On Monday morning his attorney arrived in court early and reported that he had met with Wade over the weekend. Wade had confirmed his desire to reappear and so now, at his attorney’s request, the judge would need to sign a clothing exchange form and a few additional minutes would be necessary to arrange for the delivery of new clothes.
As part of a criminal defendant’s Constitutional right to be presumed innocent, the Fifth and Fourteenth Amendments guarantee the right to appear in trial free from shackles and dressed in regular street clothes to avoid the prejudice associated with appearing incarcerated before the jurors who would judge him. Consequently, if a defendant is in custody he will be brought to court ‘dressed’ for trial, in street clothes rather than his assigned jail uniform.
The Constitution, however, does not guarantee a full wardrobe, and often a defendant has access to only a single change of clothing which he will wear to his trial every day.
In Wade’s case, since he had soiled the only trial clothes he had, his attorney had rushed to round up an alternative set and was coordinating their delivery to Wade before trial resumed. His paralegal was in her office that morning, waiting for my call telling her that the jail staff had processed the change order and would accept delivery of the additional clothing.
Trial had been set to begin at 9:00 and it was now 9:45. I had visited the jurors once already, thanking them for their prompt arrival and continued patience. I assured them that we would start up again soon. I’d then returned to my office to continue working and to wait for contact from the jail.
Rather than a phone call advising us that the clothes could be delivered, however, we received an email to all court staff from the chief criminal judge advising us that the death of an inmate had just been discovered. Consequently the jail was now in lock-down status and the transport of all defendants to their scheduled court appearances, along with all related administrative procedures, was temporarily on hold.

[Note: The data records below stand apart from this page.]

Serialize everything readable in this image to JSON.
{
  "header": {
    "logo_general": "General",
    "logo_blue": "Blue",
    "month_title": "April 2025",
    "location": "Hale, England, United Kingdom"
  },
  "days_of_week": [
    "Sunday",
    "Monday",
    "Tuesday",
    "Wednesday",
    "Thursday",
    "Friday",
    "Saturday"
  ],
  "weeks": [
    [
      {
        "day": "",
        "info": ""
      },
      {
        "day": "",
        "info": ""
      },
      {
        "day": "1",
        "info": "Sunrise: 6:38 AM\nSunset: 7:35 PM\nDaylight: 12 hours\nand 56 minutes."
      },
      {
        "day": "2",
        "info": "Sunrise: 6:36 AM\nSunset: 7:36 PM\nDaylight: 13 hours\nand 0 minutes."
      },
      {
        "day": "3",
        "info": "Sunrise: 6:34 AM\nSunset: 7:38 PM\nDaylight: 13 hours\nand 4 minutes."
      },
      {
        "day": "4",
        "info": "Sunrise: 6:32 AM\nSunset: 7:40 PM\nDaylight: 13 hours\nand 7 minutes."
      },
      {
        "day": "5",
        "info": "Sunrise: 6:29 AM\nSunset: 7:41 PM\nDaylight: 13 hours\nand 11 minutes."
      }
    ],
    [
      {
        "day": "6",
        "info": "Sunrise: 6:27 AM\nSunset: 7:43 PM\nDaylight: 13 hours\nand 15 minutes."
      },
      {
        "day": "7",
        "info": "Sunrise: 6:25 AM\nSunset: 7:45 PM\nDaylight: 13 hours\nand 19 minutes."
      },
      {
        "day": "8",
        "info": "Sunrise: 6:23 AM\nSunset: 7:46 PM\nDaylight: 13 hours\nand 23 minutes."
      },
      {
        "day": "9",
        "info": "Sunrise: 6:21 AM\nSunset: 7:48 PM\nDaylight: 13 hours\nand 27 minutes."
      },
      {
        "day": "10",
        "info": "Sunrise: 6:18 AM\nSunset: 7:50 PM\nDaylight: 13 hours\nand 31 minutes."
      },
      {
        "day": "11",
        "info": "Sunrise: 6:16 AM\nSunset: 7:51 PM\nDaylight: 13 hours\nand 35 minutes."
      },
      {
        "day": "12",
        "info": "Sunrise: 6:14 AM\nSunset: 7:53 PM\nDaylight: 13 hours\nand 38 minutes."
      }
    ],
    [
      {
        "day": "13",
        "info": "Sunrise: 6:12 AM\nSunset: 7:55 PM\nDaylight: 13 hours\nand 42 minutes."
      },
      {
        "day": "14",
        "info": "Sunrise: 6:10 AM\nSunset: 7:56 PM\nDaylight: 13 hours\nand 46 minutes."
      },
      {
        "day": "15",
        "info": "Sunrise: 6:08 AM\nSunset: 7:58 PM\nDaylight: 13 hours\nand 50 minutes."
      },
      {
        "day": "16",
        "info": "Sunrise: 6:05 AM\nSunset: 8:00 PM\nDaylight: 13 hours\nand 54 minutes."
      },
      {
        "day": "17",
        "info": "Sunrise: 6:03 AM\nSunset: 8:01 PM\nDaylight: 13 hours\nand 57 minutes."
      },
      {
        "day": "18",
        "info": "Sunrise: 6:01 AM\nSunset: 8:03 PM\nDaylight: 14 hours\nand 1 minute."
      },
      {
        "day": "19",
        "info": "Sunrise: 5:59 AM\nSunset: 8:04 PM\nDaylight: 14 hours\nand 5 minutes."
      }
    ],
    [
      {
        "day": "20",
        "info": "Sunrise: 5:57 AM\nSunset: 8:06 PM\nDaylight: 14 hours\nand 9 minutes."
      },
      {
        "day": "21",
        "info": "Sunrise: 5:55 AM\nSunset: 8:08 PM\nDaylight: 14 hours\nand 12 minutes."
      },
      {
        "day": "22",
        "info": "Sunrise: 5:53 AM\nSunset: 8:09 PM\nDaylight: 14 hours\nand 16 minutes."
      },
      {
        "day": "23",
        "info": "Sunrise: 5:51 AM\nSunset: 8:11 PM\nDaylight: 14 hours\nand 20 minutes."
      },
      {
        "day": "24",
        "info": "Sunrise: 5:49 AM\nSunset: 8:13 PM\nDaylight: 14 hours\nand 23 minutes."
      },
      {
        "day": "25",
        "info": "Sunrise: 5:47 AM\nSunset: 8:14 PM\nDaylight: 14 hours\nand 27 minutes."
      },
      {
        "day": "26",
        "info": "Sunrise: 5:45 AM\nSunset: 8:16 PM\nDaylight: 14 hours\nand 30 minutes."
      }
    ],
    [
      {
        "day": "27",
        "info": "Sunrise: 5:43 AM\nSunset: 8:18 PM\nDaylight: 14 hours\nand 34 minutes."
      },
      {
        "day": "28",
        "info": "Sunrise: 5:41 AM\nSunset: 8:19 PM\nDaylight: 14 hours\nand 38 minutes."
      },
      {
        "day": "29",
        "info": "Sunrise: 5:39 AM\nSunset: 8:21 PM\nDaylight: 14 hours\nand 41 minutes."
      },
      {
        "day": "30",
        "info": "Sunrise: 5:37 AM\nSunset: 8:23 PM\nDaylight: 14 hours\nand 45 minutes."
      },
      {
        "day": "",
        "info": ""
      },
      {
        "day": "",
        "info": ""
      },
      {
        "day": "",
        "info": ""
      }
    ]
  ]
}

For the remainder of that Monday morning we waited while jail staff addressed the inmate’s death and worked through the backlog of defendants waiting for transport to court. At 11:00 we released the jurors with instructions to return after lunch, and by 11:30 we’d received authorization to have Wade’s new clothes delivered to the jail.
Finally, at 1:30 that afternoon, court reconvened with the judge, both attorneys, all thirteen jurors in the jury box, and our defendant at his table, dressed one more time for trial.